IL COMUNE DI BISEGNA VORREBBE COSTRUIRE A SUO CARICO UN PONTE SUL GIOVENCO VISTE LE INCERTEZZE DELLA PROVINCIA

PESCASSEROLI – Per ovviare ai tempi biblici e alle incertezze manifestate finora dalla Provincia dell’Aquila, il comune di Bisegna vorrebbe farsi carico della realizzazione di un nuovo Ponte sul Giovenco, con oneri attinti dalla Cassa Depositi e Prestiti. Questa è stata la sola vera novità emersa ieri, mercoledì, nel corso di una conferenza stampa che si è tenuta presso la sala conferenza del Pnalm a Pescasseroli, organizzata dal Comitato Cittadino Ponte Giovenco. Proposta che è stata apprezzata dai presenti. Ovviamente, un sacrificio enorme per il piccolo comune del Giovenco, ma che vede nella riapertura della viabilità lungo la provinciale 17 Pna la sopravvivenza del territorio.

L’incontro molto sentito ha visto la partecipazione di tanti cittadini, dei sindaci della zona (Villetta Barrea, Opi, Pescasseroli, Bisegna e Ortona dei Marsi), del Presidente del Pnalm, del Presidente della Comunità del Parco, del Presidente della Associazioni Albergatori e del Presidente della DMC Alto Sangro.

Assente il presidente della Provincia dell’Aquila, che pure aveva dato certezza della sua presenza, e che nell’occasione avrebbe dovuto far conoscere la nuova perizia strutturale commissionata in seconda battuta dalla stessa Provincia e dopo che era stata già interrotta la transitabilità sul ponte. Il Presidente con un messaggio si è scusato, aggiungendo di impegnarsi a convocare in tempi strettissimi (?) il Comitato Cittadino per illustrare lo stato strutturale del Ponte, l’eventuale progetto di messa in sicurezza del Ponte con la conseguente riapertura al traffico della SP 17 del Parco.

Molti gli interventi da parte dei rappresentanti istituzionali e dei cittadini.

In tutti gli interventi è emersa la fortissima preoccupazione per la situazione di disagio sociale ed economica che la chiusura della strada provinciale sta provocando per le Comunità della Valle del Giovenco e dell’Alto Sangro, ma altrettanto energica è stata la richiesta, sottolineata da tutti, di fare presto e di ripristinare in tempi brevissimi, anche con interventi straordinari, il collegamento stradale fra i due territori montani.

Nel frattempo la “questione Ponte del Giovenco” è approdata in Parlamento.

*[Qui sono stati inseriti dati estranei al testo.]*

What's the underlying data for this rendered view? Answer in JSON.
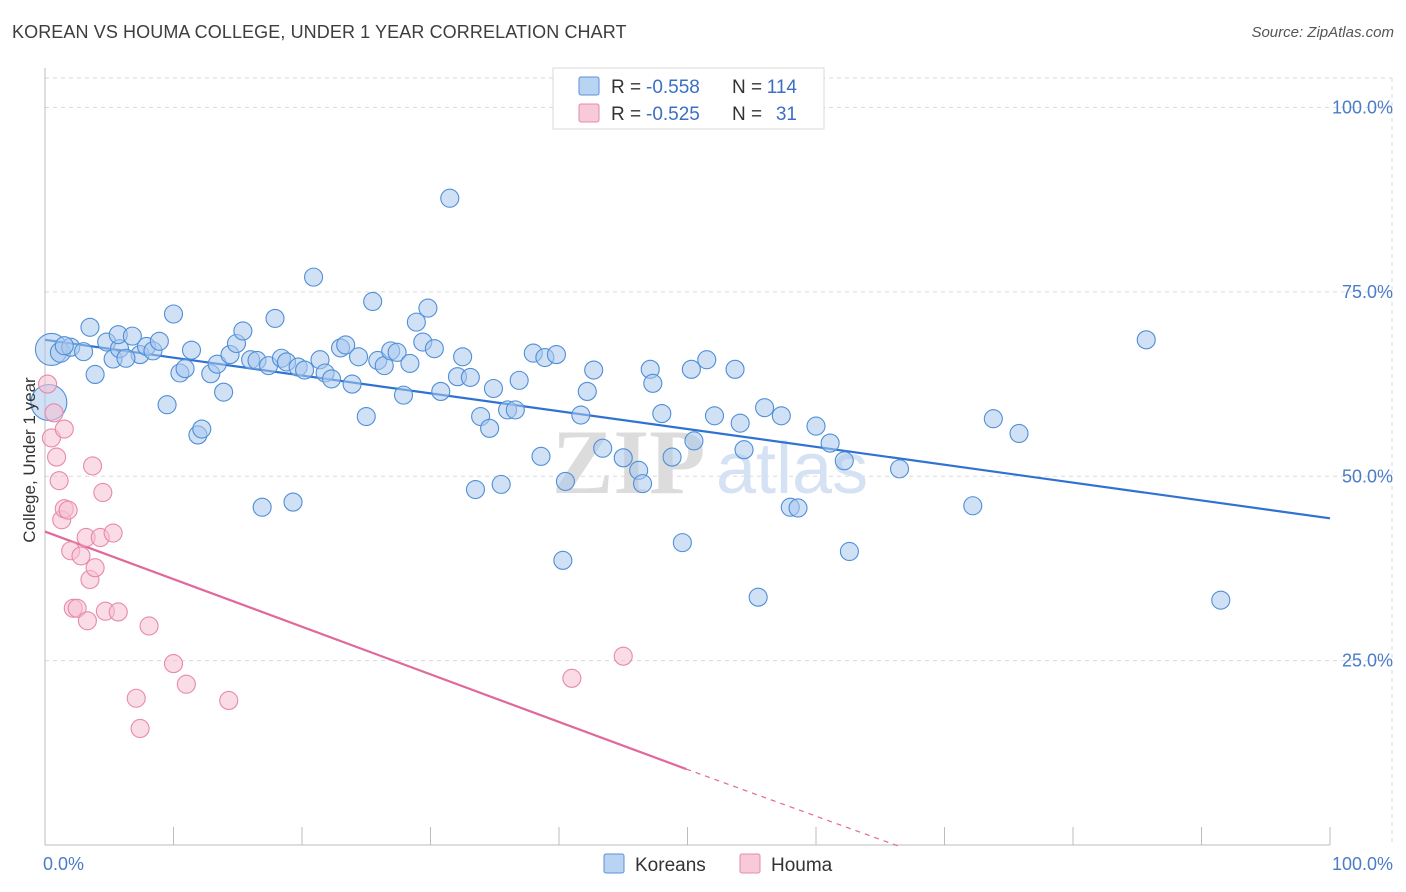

L’ Onorevole Carmela Grippa, abruzzese di Vasto, ieri pomeriggio è intervenuta alla Camera dei Deputati con una interrogazione parlamentare sul Ponte del Giovenco e sulla chiusura della SP 17 del PNA.

Intanto il Comitato Cittadino Ponte Giovenco (oltre mille firmatari) riceve continuamente la solidarietà e le adesioni da parte di Associazioni del territorio e di Cittadini e continua nel  suo impegno categorico di ripristinare nel più breve tempo possibile la normale viabilità e la totale transitabilità sulla Strada Provinciale 17 del Parco.

Sulla questione del ponte è intervenuto anche il Pd provinciale anche con la seguente nota: «Il capogruppo del Partito Democratico  in Consiglio Provinciale Fabio Camilli e il Segretario PD della provincia dell’Aquila Francesco Piacente hanno inviato una nota al Presidente della Provincia Caruso per chiedere l’urgente riapertura del ponte sulla S.P. tra Bisegna e Pescasseroli. La chiusura del ponte per dissesto statico sta creando grave disagio nel territorio del Parco nazionale d’Abruzzo, soprattutto in considerazione della corrente stagione turistica.

Il Capogruppo Camilli e il Segretario Piacente sottolineano nella loro lettera che “tempestivamente” la Regione Abruzzo, con emendamento del Consigliere Di Nicola e del Presidente del Consiglio Regionale Giuseppe Di Pangrazio ha approvato e messo a disposizione dell’Amministrazione Provinciale uno stanziamento per l’intervento di emergenza e la riapertura del ponte”. Chiediamo per ciò garanzie, per la urgente ed immediata riapertura del ponte con adeguata informazione dei Sindaci e dei cittadini residenti al fine di garantire la necessaria viabilità soprattutto in considerazione del danno economico che la chiusura determina in piena stagione turistica».